Saturday 9 September 2017

Windows 10 "refresh" on the HP Mini 110-3700

It was never the fastest of computers but my HP Mini 110 had been running increasingly slowly.

I have taken the free upgrade to Windows 10 from the Windows 7 starter edition it came with and while everything worked it was all a bit slow (or very slow if you were impatient !).

I wanted to clean it out and start again with a cleanish install to limit all the stuff that wanted to run on startup.

My concern was that I would lose the "bundled" Office 2010 Starter Edition (which came with Windows 7) if I did a refresh.

A Google suggested that there was a Click to Run Bootstrapper that would reinstall it.

I decided to give it a go.

At the first attempt the refresh process seemed to get stuck (or perhaps I was impatient).

I had a second attempt and gave it a couple of hours to do its stuff.

Everything seemed to work OK  in Operating Systems terms and it certainly seemed no worse in speed terms and was perhaps a bit better.

Loads of stuff had been removed and I carefully picked a few drivers and programs to put back.

HP offer driver downloads (Windows 7 only) at:

https://support.hp.com/us-en/drivers/selfservice/hp-mini-110-3700-pc-series/5082187/model/5082189

but actually I didn't need any of these, I previously had a full set of working drivers under Windows 10 and those all seemed to survive working although lots of drivers were in the "removed programs" list.

Restoring the Office 2010 Starter Edition was a bit more tricky.

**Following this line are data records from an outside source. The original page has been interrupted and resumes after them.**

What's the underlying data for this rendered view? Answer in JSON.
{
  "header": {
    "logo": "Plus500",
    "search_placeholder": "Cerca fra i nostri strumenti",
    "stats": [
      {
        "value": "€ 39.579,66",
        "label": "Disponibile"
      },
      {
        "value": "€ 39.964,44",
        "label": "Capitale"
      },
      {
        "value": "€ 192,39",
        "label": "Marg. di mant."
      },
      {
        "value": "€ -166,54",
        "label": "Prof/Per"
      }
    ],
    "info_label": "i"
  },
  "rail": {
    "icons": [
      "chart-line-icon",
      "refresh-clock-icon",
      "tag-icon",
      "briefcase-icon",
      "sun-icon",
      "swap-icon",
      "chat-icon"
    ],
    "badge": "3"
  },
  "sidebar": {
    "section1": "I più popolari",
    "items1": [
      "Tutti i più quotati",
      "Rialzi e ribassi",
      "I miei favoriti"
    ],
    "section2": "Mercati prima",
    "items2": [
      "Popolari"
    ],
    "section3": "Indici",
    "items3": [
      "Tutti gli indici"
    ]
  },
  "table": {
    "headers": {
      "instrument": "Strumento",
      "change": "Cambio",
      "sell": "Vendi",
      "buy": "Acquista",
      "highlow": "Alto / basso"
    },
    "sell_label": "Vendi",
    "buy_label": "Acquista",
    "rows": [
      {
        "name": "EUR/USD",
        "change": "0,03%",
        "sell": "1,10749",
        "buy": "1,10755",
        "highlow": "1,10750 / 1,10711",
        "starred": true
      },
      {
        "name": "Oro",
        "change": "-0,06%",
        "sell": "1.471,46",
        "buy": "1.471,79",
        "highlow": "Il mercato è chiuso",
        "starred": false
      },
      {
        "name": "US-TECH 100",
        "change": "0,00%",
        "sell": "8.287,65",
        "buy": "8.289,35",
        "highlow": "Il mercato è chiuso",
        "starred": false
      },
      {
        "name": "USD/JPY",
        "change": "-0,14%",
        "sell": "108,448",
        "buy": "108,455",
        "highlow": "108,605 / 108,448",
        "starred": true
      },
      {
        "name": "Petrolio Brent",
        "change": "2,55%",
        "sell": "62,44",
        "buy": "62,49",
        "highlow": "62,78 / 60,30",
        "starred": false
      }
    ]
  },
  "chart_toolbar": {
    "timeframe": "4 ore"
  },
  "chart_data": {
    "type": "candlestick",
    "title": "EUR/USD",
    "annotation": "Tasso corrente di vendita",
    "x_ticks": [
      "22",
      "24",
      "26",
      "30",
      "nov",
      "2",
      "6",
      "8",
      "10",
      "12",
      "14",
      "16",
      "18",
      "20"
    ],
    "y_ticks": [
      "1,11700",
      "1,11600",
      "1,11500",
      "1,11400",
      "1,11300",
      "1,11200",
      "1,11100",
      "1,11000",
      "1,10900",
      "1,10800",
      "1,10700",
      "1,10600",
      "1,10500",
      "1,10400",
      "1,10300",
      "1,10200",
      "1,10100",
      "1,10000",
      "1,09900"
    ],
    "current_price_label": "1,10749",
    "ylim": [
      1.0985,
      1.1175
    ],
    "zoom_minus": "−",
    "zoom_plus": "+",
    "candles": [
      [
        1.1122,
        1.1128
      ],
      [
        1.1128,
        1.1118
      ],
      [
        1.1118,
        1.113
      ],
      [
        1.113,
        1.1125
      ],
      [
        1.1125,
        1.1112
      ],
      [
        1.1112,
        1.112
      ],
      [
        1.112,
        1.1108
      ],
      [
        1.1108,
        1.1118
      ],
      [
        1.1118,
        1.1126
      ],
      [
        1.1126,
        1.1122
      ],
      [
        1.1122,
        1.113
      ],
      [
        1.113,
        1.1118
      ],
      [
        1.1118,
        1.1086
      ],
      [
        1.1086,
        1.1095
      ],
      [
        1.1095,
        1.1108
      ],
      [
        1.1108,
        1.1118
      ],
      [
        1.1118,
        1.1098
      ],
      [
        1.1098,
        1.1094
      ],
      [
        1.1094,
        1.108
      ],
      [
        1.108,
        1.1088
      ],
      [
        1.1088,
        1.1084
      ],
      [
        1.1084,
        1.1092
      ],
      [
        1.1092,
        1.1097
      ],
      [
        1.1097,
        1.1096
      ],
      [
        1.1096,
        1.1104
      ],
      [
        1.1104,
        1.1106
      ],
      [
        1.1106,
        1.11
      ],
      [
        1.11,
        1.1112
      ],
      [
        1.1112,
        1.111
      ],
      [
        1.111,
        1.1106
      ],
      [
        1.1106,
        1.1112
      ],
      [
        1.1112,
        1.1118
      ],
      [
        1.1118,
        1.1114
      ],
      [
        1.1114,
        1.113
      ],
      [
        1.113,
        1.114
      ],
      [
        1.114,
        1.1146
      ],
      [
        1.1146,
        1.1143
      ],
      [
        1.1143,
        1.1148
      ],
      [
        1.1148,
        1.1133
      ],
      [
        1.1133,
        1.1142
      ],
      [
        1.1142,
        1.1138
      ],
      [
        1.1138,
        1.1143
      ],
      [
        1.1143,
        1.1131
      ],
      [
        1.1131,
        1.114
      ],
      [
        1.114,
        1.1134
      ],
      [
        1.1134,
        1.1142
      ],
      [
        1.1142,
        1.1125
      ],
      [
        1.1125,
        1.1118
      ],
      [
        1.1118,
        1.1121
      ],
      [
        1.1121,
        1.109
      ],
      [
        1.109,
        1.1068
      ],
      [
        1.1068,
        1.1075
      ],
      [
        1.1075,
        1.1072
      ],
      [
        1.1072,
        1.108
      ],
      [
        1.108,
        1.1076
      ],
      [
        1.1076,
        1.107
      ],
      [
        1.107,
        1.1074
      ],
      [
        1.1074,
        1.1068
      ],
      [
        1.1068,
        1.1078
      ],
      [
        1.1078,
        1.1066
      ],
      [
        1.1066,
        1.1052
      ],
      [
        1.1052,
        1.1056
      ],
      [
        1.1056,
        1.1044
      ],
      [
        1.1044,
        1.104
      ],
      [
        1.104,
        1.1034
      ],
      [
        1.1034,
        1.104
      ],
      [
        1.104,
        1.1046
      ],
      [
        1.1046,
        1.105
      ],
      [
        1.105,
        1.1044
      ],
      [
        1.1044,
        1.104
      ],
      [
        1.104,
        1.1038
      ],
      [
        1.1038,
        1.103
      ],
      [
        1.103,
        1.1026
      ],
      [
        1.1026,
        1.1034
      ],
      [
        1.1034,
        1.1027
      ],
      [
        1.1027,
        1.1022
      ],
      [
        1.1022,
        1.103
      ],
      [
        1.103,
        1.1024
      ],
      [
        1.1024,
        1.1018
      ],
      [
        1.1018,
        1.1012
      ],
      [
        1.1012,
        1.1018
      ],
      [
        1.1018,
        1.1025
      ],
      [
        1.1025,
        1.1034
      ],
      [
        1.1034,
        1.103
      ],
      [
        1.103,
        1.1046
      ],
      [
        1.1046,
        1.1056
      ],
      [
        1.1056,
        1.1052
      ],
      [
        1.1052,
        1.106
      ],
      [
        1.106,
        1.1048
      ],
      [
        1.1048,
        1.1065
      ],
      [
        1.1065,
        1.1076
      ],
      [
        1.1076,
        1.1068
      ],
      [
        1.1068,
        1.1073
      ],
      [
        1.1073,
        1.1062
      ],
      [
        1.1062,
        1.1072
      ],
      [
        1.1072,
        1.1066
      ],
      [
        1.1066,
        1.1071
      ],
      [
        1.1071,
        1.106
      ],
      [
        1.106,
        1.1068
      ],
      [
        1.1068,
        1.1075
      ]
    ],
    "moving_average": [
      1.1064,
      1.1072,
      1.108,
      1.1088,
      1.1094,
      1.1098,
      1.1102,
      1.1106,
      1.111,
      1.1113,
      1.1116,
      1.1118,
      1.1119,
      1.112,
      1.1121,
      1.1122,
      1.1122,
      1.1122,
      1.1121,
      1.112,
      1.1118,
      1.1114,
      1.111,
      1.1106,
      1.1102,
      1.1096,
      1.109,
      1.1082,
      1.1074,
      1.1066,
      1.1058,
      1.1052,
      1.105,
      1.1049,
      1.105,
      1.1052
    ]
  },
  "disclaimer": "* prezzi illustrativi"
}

The bootstrap installer " setupconsumerc2rolw.exe " was mildly hard to find

https://windowsten.info/filedata/fetch?id=4179&d=1426944590 seems a source but I used

https://www.technibble.com/forums/threads/get-your-office-2010-starter-edition-download-here.73121/

A very useful post by " Metanis " gave the following:

http://www.techspot.com/downloads/6255-microsoft-office-starter-2010.html

He also correctly points out that if you install this after doing a clean OS installation it won't run (not compatible with this version of windows) until until you install https://support.microsoft.com/en-us/kb/2598285

After that my Office 2010 Starter Edition seems to work and any light document editing of spreadsheeting seems to work fine.

All in all it seems better and I won't be installing much more on the machine to attempt to keep it running OK.


Saturday 22 April 2017

Acer Extensa 5220 and Windows 7

I've had an old laptop with Windows XP Professional on it for probably 10 years.

Vista was current when I bought it but I wanted XP to use with some other stuff.

Now XP is well out of support and I wanted another machine to run some fairly undemanding applications but XP wasn't really usable.

I could have bought another machine but I would have really wanted a machine with an SSD and this was going to be many hundreds of pounds.

So....

Looking at e-bay, I could buy a (spinning disk) HD for about £10 and some sort of "recycled" Windows 7 licence for a few pounds and that looked OK, but would the hardware all work ?

Fitting the hard disk was a doddle. The bottom panel comes off easily for service (unlike the newer machines) and it was the work of minutes to put the new SSD in.

The licence came with a link to download the required ISO for an install disk and I burnt that to a DVD.

A fiddle in the BIOS to get the boot sequence to start off DVD and it all booted to the install DVD.

That did it's stuff for a couple of hours and Windows 7 32 bit was running OK on the laptop. Not what one might call "zippy" but OK.

The laptop has 2GB of RAM and 160GB of hard disk.

I triggered windows update and it found 190 ish to do.

I left it to it.

Also the Internet Explorer wanted an update but was so old it didn't seem to want to download a new version.

It would install Chrome so I did that, then downloaded a newer IE using Chrome.

Finally I had a working computer but two devices that were not recognised.

The WiFi is fine (except that the physical switch state isn't remembered over a reboot so WiFi always starts "on") but I wanted the two devices to have drivers.

The first device which talked about "communications" was an infrared device which Windows found a driver for itself after having a try online.

The mass storage device driver couldn't be found.

A good Googling got me to an Acer driver site (as well as a number of other dodgy sites !)


That had a card reader driver which sorted the final mystery device and also a driver for infrared which I didn't try (as this was fixed and I've never used it).

So Acer Extensa 5220 working fine (if a bit slowly) on Windows 7. It is a "mains laptop" as the battery seems poorly but for a limited application usable and saved from the electrical recycling for a few years.